WRCL
- Frankenmuth, Michigan; United States;
- Broadcast area: Flint, Michigan
- Frequency: 93.7 MHz
- Branding: Club 93-7

Programming
- Format: Rhythmic CHR
- Affiliations: Compass Media Networks

Ownership
- Owner: Townsquare Media; (Townsquare Media of Flint, Inc.);
- Sister stations: WCRZ, WQUS, WWBN

History
- First air date: May 2001
- Former call signs: WZRZ (3/19/01-2/22/02)
- Call sign meaning: Regent (former owners) Club 93-7

Technical information
- Licensing authority: FCC
- Facility ID: 78673
- Class: A
- Power: 3,500 watts
- HAAT: 133 meters
- Transmitter coordinates: 43°18′16″N 83°33′7″W﻿ / ﻿43.30444°N 83.55194°W

Links
- Public license information: Public file; LMS;
- Webcast: Listen Live
- Website: club937.com

= WRCL =

WRCL (93.7 FM) is a commercial broadcast radio station serving the mid Michigan area (Flint, Saginaw and Bay City). It plays rhythmic contemporary hits, naming itself Club 93-7. The transmitter is in Tuscola County, but the studios are in Burton, east of Flint. It station is owned by Townsquare Media.

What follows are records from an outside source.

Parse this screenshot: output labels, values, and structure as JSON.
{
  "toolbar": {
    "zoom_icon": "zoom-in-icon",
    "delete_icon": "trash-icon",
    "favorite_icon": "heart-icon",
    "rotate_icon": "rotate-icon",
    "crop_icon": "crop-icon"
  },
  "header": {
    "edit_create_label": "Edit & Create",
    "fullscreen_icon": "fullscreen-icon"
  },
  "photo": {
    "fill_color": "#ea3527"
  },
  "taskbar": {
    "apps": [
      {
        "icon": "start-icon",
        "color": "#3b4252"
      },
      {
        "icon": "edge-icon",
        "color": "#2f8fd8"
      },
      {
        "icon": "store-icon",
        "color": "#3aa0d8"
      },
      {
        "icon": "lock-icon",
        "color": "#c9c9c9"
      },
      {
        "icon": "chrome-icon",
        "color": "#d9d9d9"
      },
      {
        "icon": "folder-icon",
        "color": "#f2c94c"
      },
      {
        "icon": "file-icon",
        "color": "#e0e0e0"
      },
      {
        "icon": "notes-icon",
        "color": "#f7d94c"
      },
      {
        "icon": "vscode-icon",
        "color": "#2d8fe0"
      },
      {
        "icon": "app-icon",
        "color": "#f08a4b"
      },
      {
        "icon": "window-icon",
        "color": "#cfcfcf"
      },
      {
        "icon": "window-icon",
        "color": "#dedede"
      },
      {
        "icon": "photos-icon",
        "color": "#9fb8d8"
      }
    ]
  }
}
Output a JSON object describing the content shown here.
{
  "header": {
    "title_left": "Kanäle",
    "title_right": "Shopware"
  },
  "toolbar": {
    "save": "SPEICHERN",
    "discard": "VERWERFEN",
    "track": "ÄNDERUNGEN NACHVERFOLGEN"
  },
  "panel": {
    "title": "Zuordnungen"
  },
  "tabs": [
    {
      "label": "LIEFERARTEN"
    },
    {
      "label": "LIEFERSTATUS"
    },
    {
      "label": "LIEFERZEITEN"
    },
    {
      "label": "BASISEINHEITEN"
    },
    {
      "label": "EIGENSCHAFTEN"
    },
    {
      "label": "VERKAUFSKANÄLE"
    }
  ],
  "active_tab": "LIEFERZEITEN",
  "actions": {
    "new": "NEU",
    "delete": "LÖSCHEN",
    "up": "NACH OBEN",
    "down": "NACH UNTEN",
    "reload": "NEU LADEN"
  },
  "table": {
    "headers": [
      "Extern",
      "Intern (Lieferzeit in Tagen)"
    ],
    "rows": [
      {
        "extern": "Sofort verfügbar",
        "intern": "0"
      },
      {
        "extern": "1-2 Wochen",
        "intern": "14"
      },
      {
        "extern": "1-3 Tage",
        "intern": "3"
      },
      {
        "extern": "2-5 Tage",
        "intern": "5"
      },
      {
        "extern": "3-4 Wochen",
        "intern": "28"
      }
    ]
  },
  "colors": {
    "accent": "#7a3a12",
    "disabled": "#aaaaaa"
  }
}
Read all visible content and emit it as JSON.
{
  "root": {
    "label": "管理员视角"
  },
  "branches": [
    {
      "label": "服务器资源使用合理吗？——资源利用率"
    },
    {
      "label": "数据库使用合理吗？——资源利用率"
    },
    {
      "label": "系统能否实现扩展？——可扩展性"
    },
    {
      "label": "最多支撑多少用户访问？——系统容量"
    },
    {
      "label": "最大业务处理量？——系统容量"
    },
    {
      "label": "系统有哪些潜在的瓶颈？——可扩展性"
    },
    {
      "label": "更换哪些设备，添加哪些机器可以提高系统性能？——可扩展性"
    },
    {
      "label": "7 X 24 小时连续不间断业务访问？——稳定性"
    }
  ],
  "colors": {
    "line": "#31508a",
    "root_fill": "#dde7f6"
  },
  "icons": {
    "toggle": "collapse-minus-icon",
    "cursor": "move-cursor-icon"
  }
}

WRCL offers a musical playlist consisting of a recent mix of hip hop and R&B except for contemporary gospel on Sunday mornings. WRCL's core audience includes teens, adults 18-34 (primarily women) and African Americans. The station's ethnic composition is around 50% African-American and 50% White/other (according to Nielsen Audio).

== History ==
WRCL signed on with a heavily gold-based adult contemporary format broadcasting as WZRZ-FM, airing an automated, commercial-free mix of music from the 1970s and 1980s. After purchasing the station, Regent Communications (now Townsquare Media) flipped the station on Tuesday, January 8, 2002 to its current rhythmic top 40 format focusing on the Flint market. Regent Communications was known for its successful country music and adult contemporary formats. WRCL was its first rhythmic top 40. The station was intended to be a niche format to eat away at the listenership of Cumulus's WWCK-FM and WDZZ and protect the ratings of its adult contemporary sister-station WCRZ. In its first year, the new Club 93-7 playlist was heavy on Top 40 hits, especially upbeat party-type songs not limited to dance music, house, urban, other crossover titles and artists. The debut was better than Regent expected, so the station began to broaden its audience by playing less dance- and house-influenced music and more urban pop titles such as Destiny's Child, Usher Raymond and Eminem.

The success of WRCL also served as the blueprint for future Regent rhythmic top 40 formats. The company has six other rhythmic top 40 and mainstream top 40 stations. Based on the WRCL model are WZPW in Peoria, Illinois, and KHXT in Lafayette, Louisiana (WZPW was later traded to Cumulus Media in 2012 as part of 65-station swap Townsquare made with Cumulus). The other four mainstream top 40 stations from Regent/Townsquare are KKSR in St. Cloud, Minnesota; KNNN in Redding, California; WBNQ in Bloomington, Illinois; and WDKS in Evansville, Indiana (the latter having flirted with rhythmic from August 2007 to March 2008). A seventh one, rhythmic top 40 KZAP in Chico, California, was sold in 2007 and flipped formats after the sale was completed.

By 2003, WCRZ remained the top ranked and revenue grossing station in the Flint market. Stiff competition from WDZZ and WWCK both adding more "adult" music in an attempt to capture some of WCRZ's audience share. In response, Regent invested additional resources into WRCL to make a more concerted effort in capturing market share from Cumulus. Ironically, Regent's gain came at the expense of Cumulus. In February 2003, nighttime personality "Clay" from WWCK left the station and joined WRCL in the same capacity.

In March 2003, Cumulus-Myrtle Beach personality "Ced Lover" joined WRCL as the afternoon personality. With a leaner WRCL playlist of more urban contemporary and Top 40 songs to go after the younger WDZZ and WWCK audiences, both "Clay" and "Ced Lover" beat WDZZ and WWCK in their first overall ratings periods. That year WDZZ dropped all hip-hop and current music from its playlist and shifted to gold-based urban adult contemporary, which had less competition from WOWE. WDZZ remained ranked #2 in the Flint market while WRCL had surpassed WWCK in the overall ratings. In 2004, WWCK shifted from an adult top 40 back to a mainstream Top 40, but WRCL continued to win in the overall ratings. Head-to-head, WWCK would lose to WRCL the remainder of that year, but beat them in one period of 2005. WRCL again topped WWCK in late 2005. Also in 2005, nighttime personality "Clay" was promoted to morning personality as WRCL debuted "The Morning Roll-Out with Clay"> This was the first live morning show for the radio station. The WRCL morning show was previously all-music with only weather and traffic updates.